На арену въехала карета графа, олицетворявшая его семейный замок, в ней восседал сам граф, с головы до ног облаченный во все белое.

Сэру Генри Ли было ровно столько же, сколько мне, – пятьдесят семь! Интересно, нашелся ли на этой арене хоть один человек, которому не было бы об этом известно? Я заледенела.

– Как вы можете видеть, я согбен под грузом прожитых лет, – говорил между тем он. – Годы взяли свое, лишили меня…

Я жестом оборвала его.

– Начинайте схватку, – приказала я. – Сейчас же.

Меня трясло от ярости. Олух! Если он устал проводить турниры – что, без сомнения, было задачей утомительной, – то почему не сказал мне об этом с глазу на глаз? Устраивать такой спектакль с напоминанием о своем возрасте было бестактно. И потом, если он такой уж дряхлый старик, почему все еще предается утехам с моими молоденькими фрейлинами? Да, мне было прекрасно известно о его маленьких шалостях, в том числе о шашнях с Анной Вавасур. Уж я позабочусь, чтобы он не напоминал им ни о своих пожухлых лозах, ни о своем пожухлом всем остальном!

За схваткой я практически не следила. Я слышала, как с хрустом сломалось копье Ли; впрочем, он, должно быть, спланировал это заранее.

Французский посол… Кто бы мог подумать, что мне будет приятнее обратиться мыслями к беспорядкам во Франции? Я с оживленным видом обернулась к нему и стала говорить что-то о пугающем обороте, который приняли события с испанским вторжением на север Франции.

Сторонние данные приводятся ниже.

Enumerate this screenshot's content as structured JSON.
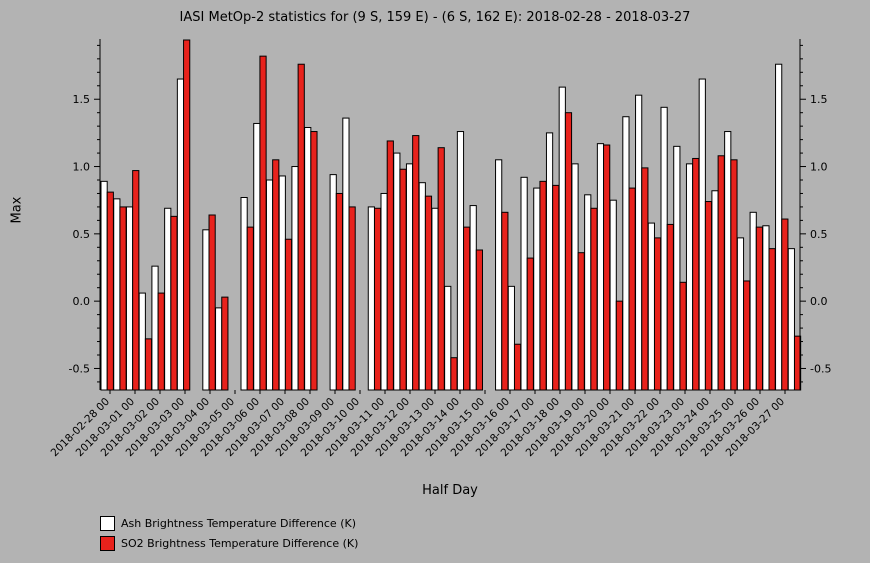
{
  "chart_data": {
    "type": "bar",
    "title": "IASI MetOp-2 statistics for (9 S, 159 E) - (6 S, 162 E): 2018-02-28 - 2018-03-27",
    "xlabel": "Half Day",
    "ylabel": "Max",
    "ylim": [
      -0.66,
      1.94
    ],
    "yticks": [
      -0.5,
      0.0,
      0.5,
      1.0,
      1.5
    ],
    "ytick_labels": [
      "-0.5",
      "0.0",
      "0.5",
      "1.0",
      "1.5"
    ],
    "xtick_labels": [
      "2018-02-28 00",
      "2018-03-01 00",
      "2018-03-02 00",
      "2018-03-03 00",
      "2018-03-04 00",
      "2018-03-05 00",
      "2018-03-06 00",
      "2018-03-07 00",
      "2018-03-08 00",
      "2018-03-09 00",
      "2018-03-10 00",
      "2018-03-11 00",
      "2018-03-12 00",
      "2018-03-13 00",
      "2018-03-14 00",
      "2018-03-15 00",
      "2018-03-16 00",
      "2018-03-17 00",
      "2018-03-18 00",
      "2018-03-19 00",
      "2018-03-20 00",
      "2018-03-21 00",
      "2018-03-22 00",
      "2018-03-23 00",
      "2018-03-24 00",
      "2018-03-25 00",
      "2018-03-26 00",
      "2018-03-27 00"
    ],
    "series": [
      {
        "name": "Ash Brightness Temperature Difference (K)",
        "color": "#ffffff",
        "values": [
          0.89,
          0.76,
          0.7,
          0.06,
          0.26,
          0.69,
          1.65,
          null,
          0.53,
          -0.05,
          null,
          0.77,
          1.32,
          0.9,
          0.93,
          1.0,
          1.29,
          null,
          0.94,
          1.36,
          null,
          0.7,
          0.8,
          1.1,
          1.02,
          0.88,
          0.69,
          0.11,
          1.26,
          0.71,
          null,
          1.05,
          0.11,
          0.92,
          0.84,
          1.25,
          1.59,
          1.02,
          0.79,
          1.17,
          0.75,
          1.37,
          1.53,
          0.58,
          1.44,
          1.15,
          1.02,
          1.65,
          0.82,
          1.26,
          0.47,
          0.66,
          0.56,
          1.76,
          0.39
        ]
      },
      {
        "name": "SO2 Brightness Temperature Difference (K)",
        "color": "#e8221c",
        "values": [
          0.81,
          0.7,
          0.97,
          -0.28,
          0.06,
          0.63,
          1.94,
          null,
          0.64,
          0.03,
          null,
          0.55,
          1.82,
          1.05,
          0.46,
          1.76,
          1.26,
          null,
          0.8,
          0.7,
          null,
          0.69,
          1.19,
          0.98,
          1.23,
          0.78,
          1.14,
          -0.42,
          0.55,
          0.38,
          null,
          0.66,
          -0.32,
          0.32,
          0.89,
          0.86,
          1.4,
          0.36,
          0.69,
          1.16,
          0.0,
          0.84,
          0.99,
          0.47,
          0.57,
          0.14,
          1.06,
          0.74,
          1.08,
          1.05,
          0.15,
          0.55,
          0.39,
          0.61,
          -0.26
        ]
      }
    ],
    "legend_position": "bottom-left",
    "grid": false
  }
}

– Филипп Испанский – враг французского короля и мой личный враг. – Я тяжело вздохнула. – Неужели этот человек не может оставить в покое ни одного протестантского правителя?

– Вот почему совершенно необходимо, чтобы вы пришли на помощь его величеству, – отозвался посол. – Вы избавились от испанской угрозы. Даруйте же в своей милости такую возможность и остальным!

– Легко сказать «даруйте»! – Роберт Сесил (как я и ожидала), наклонившись вперед, присоединился к нашему разговору. – Даровать то же самое, что предоставить заем или взять все расходы на себя. Деньги. Война обходится весьма дорого.

– Хорошее вложение денег никогда не обходится дорого, – возразил посол. – Напротив, нередко позволяет сэкономить.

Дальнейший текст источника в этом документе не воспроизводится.